In this year's Tour all riders were tested at least once. All were reported clear.
What, then, of the arrest of Dario Frigo after 10 vials of EPO were found in his girlfriend's car as the race moved into the Alps? The Italian had been banned in 2001 after police caught him with two doping products not seen in sport before.
Frigo's case echoes that of Raimondas Rumsas, who faces a court hearing in November after the discovery of EPO and other doping products during the 2002 Tour in a van driven by his wife. Rumsas had shown dramatic improvement to finish third.
Back in 1997, Frenchman Gilles Delion joined a handful of professional cyclists who had broken their sport's code of silence on doping. A team director had told him, he said, that "you can't be among the world's best 50 riders if you don't take EPO".
Times change and so, perhaps, have the odds. When Frigo was bundled into a police car last month, he was in 52nd place, more than 20 minutes down on Armstrong.
Armstrong transcends sport. His fans - including many who don't understand cycling and haven't even watched him on television - are like disciples. People want fairytale heroes. Many have an emotional investment in the story of a cancer survivor who conquered the world's toughest, dirtiest sport on no more than mineral water.
So does Armstrong, whose legend and wealth are built on it.
But in a world of Prozac, Botox and cosmetic surgery, can we demand more of athletes?

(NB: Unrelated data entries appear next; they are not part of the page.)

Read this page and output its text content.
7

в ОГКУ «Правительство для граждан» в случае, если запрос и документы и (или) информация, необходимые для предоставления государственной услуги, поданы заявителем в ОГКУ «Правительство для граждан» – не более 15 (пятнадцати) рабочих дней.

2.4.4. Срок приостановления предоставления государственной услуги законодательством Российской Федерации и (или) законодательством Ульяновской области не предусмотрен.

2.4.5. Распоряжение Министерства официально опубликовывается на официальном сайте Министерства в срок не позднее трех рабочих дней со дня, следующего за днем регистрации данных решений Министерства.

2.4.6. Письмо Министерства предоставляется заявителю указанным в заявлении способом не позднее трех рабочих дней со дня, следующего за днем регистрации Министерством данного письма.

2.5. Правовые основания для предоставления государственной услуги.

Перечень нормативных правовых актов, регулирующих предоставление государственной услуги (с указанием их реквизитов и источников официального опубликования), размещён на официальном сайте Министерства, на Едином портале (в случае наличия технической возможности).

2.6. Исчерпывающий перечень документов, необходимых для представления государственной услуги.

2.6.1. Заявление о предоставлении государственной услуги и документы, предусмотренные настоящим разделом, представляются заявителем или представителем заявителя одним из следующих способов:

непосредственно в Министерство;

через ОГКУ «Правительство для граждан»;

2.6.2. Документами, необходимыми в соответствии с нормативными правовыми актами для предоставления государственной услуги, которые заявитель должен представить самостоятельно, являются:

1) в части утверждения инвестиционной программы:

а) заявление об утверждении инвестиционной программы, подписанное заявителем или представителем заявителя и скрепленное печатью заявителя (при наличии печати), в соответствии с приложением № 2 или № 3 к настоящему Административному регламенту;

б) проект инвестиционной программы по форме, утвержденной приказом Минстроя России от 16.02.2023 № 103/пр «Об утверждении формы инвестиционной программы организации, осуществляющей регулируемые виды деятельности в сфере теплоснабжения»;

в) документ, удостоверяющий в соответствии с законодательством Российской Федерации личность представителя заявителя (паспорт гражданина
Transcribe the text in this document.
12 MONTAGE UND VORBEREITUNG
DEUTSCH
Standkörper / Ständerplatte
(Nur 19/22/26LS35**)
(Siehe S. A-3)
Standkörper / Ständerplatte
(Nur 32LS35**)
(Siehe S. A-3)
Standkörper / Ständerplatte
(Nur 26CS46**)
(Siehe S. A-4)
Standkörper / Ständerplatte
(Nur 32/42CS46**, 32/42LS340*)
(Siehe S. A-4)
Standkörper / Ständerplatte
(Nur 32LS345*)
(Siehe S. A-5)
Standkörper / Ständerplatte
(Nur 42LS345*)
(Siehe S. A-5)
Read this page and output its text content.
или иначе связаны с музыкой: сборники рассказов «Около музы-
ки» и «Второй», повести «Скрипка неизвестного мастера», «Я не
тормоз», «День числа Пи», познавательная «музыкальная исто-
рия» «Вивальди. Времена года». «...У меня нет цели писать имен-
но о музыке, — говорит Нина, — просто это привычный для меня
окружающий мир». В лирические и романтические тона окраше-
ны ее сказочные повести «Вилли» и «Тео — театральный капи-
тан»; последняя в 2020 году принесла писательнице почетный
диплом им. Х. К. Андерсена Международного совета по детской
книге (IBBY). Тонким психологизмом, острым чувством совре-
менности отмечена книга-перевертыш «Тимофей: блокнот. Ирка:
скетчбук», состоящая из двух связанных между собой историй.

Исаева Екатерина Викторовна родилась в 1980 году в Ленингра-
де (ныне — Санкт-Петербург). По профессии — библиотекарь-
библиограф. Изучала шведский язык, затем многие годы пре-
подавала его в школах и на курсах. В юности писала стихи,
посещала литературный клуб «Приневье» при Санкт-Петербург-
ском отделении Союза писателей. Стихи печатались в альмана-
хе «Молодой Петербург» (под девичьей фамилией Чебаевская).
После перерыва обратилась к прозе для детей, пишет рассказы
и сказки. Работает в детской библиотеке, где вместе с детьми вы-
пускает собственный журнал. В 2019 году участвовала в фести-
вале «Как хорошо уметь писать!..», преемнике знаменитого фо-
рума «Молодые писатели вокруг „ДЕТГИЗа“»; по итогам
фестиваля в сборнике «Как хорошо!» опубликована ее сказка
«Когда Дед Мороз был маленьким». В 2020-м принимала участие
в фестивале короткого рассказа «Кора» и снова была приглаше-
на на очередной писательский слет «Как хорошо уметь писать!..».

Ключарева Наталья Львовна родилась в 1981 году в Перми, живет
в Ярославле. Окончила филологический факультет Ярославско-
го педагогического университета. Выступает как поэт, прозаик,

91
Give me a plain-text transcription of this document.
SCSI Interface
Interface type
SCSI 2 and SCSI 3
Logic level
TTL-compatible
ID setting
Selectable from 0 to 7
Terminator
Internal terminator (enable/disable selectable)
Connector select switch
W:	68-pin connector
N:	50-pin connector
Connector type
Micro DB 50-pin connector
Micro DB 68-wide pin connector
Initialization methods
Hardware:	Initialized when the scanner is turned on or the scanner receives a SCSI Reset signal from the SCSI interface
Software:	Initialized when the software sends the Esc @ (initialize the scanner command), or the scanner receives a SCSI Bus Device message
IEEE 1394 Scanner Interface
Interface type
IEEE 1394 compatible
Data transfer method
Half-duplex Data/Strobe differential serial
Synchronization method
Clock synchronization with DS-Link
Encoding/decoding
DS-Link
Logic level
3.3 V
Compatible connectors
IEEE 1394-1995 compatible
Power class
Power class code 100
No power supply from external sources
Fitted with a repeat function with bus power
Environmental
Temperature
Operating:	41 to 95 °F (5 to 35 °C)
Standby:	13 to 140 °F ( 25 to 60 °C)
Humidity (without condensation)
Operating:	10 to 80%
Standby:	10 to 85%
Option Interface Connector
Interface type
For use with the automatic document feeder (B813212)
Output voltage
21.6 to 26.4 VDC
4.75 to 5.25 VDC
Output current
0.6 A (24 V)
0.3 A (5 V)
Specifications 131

The answer has to be "yes" or there is no point agreeing on rules of competition, and where there are no boundaries, sport cannot exist.
It's about what we make of a cycling star who has hinted at a future political career, what we make of the Texan's parting shot upon retirement. "To all the cynics, I'm sorry for you," he said last month from the top of the podium on the Champs-Elysees, "I am sorry you can't believe in miracles."
What is EPO?
* Erythropoietin is a hormone produced by the kidney that promotes the formation of red blood cells by the bone marrow. The oxygen-carrying capacity of the blood is increased, boosting aerobic performance.
* Synthetic EPO, developed to treat anaemia, has been misused as a performance-enhancing drug. It is considered dangerous because it thickens the blood, raising the risk of heart attacks and strokes.
* EPO has been blamed for the sudden deaths of 18 cyclists. It was banned in 1990.
* The drug was involved in the 1998 Tour de France doping scandal which was the catalyst for the formation of the World Anti-Doping Agency.
Lance Armstrong
1971: Born in Texas, on September 18.
1992: Becomes pro cyclist.
1995: Tour de France, 36th overall. Alleged by New Zealander Stephen Swart to have encouraged Motorola teammates to dope with EPO, which Armstrong denied. Began working with Dr Michele Ferrari, sacked by Gewiss-Ballon team after he was quoted as saying "EPO is no more dangerous than orange juice".
1996: Diagnosed with testicular cancer but later declared free of disease after surgery and chemotherapy.
1999: Wins Tour de France for first time.
2001: Becomes only the fifth man to win Tour de France three times in succession.
2003: Wins a record-equalling fifth Tour. Splits from wife.
2004: Starts relationship with singer Sheryl Crow. Wins record-breaking sixth Tour de France. Stops work with Ferrari, after the doctor is convicted of sports fraud and illegally acting as a pharmacist.
2005: Wins an unprecedented seventh Tour de France and retires.
* Phil Taylor is a Weekend Herald senior writer who studied doping in sport on a Wolfson Fellowship to Cambridge University, England.